Introduction to Gaussian Processes

Introduction to Gaussian Processes#

Overview and Definition#

Week 7 materials are here

In week 7, we will dive into Gaussian Processes in a greater detail. From previous weeks, we know that machine learning often focuses on extracting numerous, complex parameters from data, like neural network weights, which can be hard to interpret. Gaussian processes differ by allowing us to directly consider the broad characteristics of potential functions fitting our data, such as their variability, periodicity, or other structural features. They enable the incorporation of these insights into our models by defining a Gaussian distribution over the functions that best match our observations. Essentially, a Gaussian Process is a collection of random variables, any finite number of which have a joint Gaussian distribution. This makes GPs a natural choice for modeling distributions over functions. They are particularly powerful for regression problems, where the goal is to predict continuous outcomes.
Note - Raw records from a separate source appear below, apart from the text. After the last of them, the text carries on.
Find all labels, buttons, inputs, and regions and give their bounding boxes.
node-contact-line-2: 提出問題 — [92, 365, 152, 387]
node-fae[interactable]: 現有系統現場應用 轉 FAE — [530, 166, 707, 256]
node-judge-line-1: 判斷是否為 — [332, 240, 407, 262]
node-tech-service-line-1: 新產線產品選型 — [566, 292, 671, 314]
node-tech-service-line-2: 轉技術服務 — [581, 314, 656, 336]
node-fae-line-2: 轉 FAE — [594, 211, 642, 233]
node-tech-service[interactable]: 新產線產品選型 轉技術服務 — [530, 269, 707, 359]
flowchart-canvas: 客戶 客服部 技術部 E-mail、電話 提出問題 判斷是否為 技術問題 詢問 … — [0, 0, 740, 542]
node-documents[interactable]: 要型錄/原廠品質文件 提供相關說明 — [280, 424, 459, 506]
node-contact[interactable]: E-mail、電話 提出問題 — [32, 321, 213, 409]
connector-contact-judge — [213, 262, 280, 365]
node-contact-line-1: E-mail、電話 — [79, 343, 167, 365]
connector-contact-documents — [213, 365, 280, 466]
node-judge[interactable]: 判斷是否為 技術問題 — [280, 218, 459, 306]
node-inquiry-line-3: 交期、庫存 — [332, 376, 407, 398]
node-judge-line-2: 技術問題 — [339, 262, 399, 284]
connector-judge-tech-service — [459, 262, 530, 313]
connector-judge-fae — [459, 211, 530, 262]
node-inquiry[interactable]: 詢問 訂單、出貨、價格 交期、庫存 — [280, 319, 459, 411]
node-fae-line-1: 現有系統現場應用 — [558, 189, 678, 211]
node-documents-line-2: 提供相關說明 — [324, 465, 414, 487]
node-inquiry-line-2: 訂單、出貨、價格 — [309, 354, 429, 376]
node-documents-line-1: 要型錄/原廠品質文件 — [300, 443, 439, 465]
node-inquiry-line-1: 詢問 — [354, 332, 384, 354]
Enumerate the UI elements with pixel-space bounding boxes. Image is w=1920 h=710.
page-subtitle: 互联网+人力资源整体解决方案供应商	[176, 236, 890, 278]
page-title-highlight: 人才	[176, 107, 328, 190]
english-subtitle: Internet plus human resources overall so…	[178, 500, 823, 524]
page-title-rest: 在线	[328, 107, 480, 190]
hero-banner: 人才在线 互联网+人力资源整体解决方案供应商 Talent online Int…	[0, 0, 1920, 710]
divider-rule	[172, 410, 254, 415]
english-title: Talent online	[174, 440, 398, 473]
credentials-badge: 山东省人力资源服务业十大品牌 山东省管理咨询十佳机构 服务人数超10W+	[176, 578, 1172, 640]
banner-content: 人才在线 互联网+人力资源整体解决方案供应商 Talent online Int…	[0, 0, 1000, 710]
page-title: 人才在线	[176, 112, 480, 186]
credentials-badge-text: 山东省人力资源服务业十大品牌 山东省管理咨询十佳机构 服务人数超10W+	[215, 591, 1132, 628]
Some intuitive examples [Zhang et al., 2023]#

In the given dataset, we have a series of regression targets, denoted as \(y\), which are associated with their corresponding inputs, \(x\).

import matplotlib.pyplot as plt
import numpy as np

# Generating sample data
np.random.seed(0)  # For reproducibility
x = np.linspace(0, 20, 15)  # 15 data points between 0 and 20
y = np.sin(x) + np.random.normal(scale=0.5, size=x.shape)  # Observations with noise

# Plotting the data
plt.figure(figsize=(8, 6))  # Set the figure size
plt.scatter(x, y, color='blue')  # Scatter plot of observations
plt.title('Observations y')  
plt.xlabel('Inputs x') 
plt.ylabel('Observations y') 
plt.grid(True)  # Adding a grid for better readability
plt.show()  # Display the plot

_images/52023c9cab58f5d63072268e4eaacd28dff4d4c5fa40e02b9f2d62f761be8109.png

To model our data using a Gaussian process, we first establish a prior reflecting plausible function behaviors, like their variation with respect to the inputs. The samples displayed here illustrate this prior.

pip install GPy

import GPy
import numpy as np
import matplotlib.pyplot as plt

# Define the kernel
kernel = GPy.kern.RBF(input_dim=1, variance=1., lengthscale=1.)

# Define the range of the input space
X = np.linspace(0, 25, 100).reshape(-1, 1)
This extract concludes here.